Monday, Oct. 10, 1955
MEAT PRICES WILL DROP this winter. Record slaughters and recent drops in wholesale hog prices have cut the retail price of pork chops by 6%, loin roast by 10%, bacon 2%, ham 5%, with more reductions in prospect straight through until next March. Beef prices, which have been rising, will follow the trend, are expected to start dropping next month.
URANIUM HUNT will be started by Texas Co., 14th biggest U.S. industrial company. The oil company will form a new $6,000,000 firm with two other smaller companies (New Jersey Zinc Co., Shattuck Denn Mining Corp.) to lease several hundred square miles of potential uranium lands in Arizona, New Mexico and southern Utah.
CIGARETTE SMOKING will jump 4% in 1955, reversing a two-year dip, and keep climbing in 1956, predicts the U.S. Agriculture Department. The forecast: 383 billion smokes in 1955, some 15 billion more than last year and only 11 billion short of the alltime peak in 1952.
VIDEO BOOM has put TV sets into two out of every three U.S. households in the last five years, reports the Census Bureau. With 33 million sets currently in use, 46% of all rural homes have TV, while in metropolitan areas TV is nearing the saturation point, with almost 80% of all families owning sets.
MEXICAN NATURAL GAS will soon be supplied to U.S. markets in quantity for the first time. Pemex (Mexico's national oil and gas company) has signed a deal with Texas Eastern Transmission Corp. to export between 100 million and 200 million cu. ft. of methane gas daily from Reynosa, Mexico through pipelines to Eastern U.S. consumers.
LIGHTWEIGHT TRAIN is picking up speed on U.S. railroads. New England's Boston & Maine Railroad has ordered a Talgo train similar to the ones being built for the New Haven and the Rock Island. American Car & Foundry will build the long, low streamliner, have it ready for delivery by 1956.
U.S. TOURISTS abroad have been spending more than ever before, says the Commerce Department. The 1955 forecast: $1.5 billion, nearly $200 million more than the previous peak set last year.
KRUPP, Germany's famed wartime munitions-maker, is going back into armaments, this time to make aircraft. Krupp's partner: Designer Heinrich Focke of the wartime team of Focke-Wulf, which turned out the famed Fw-190 Nazi fighter.
PATENT PIRACY by a Japanese drug firm has been stopped, at least for the time being. In Japan's most important patent decision since World War II, a Tokyo court ordered the powerful Meiji Seika company to stop manufacturing aureomycin without permission from American Cyanamid. The court rejected the local firm's contention that it had discovered a new type of aureomycin in mud and that it should be allowed to continue production for "special reasons," i.e., nationalism.

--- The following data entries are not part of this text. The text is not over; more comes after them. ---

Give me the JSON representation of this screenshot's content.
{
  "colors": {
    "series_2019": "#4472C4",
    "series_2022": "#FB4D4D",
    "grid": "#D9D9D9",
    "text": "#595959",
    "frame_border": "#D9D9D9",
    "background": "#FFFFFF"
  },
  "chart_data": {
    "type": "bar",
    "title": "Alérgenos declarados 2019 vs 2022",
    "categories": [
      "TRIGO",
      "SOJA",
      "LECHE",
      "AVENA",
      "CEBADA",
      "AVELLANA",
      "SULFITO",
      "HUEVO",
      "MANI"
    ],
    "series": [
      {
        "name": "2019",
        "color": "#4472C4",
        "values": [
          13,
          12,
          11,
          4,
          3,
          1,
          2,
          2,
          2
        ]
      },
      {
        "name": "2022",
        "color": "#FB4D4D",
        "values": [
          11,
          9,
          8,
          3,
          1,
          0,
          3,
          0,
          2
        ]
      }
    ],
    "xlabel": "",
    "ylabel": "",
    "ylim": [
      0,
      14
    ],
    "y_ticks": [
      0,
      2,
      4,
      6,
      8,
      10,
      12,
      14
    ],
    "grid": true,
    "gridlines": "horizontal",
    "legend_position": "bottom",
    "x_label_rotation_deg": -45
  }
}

GUIDED MISSILE PROGRESS is so fast that Douglas Aircraft Co. will set up an independent missile engineering department separate from the company's aircraft work. Located at Santa Monica, Calif., new missiles department will have its own buildings and labs, a special corps of engineers to work fulltime on eight projects for the Army, Navy and Air Force.
VENEZUELAN STEEL will be competing with the U.S. product for South American markets within the next few years. Venezuela has signed a $128 million contract with Italy's Fiat Motor Car Co. to build the country's first big steel plant on the Orinoco River near the big Cerro Bolivar iron ore deposits. To be completed in late 1957, new plant will have an eventual capacity of 421,000 tons of steel annually.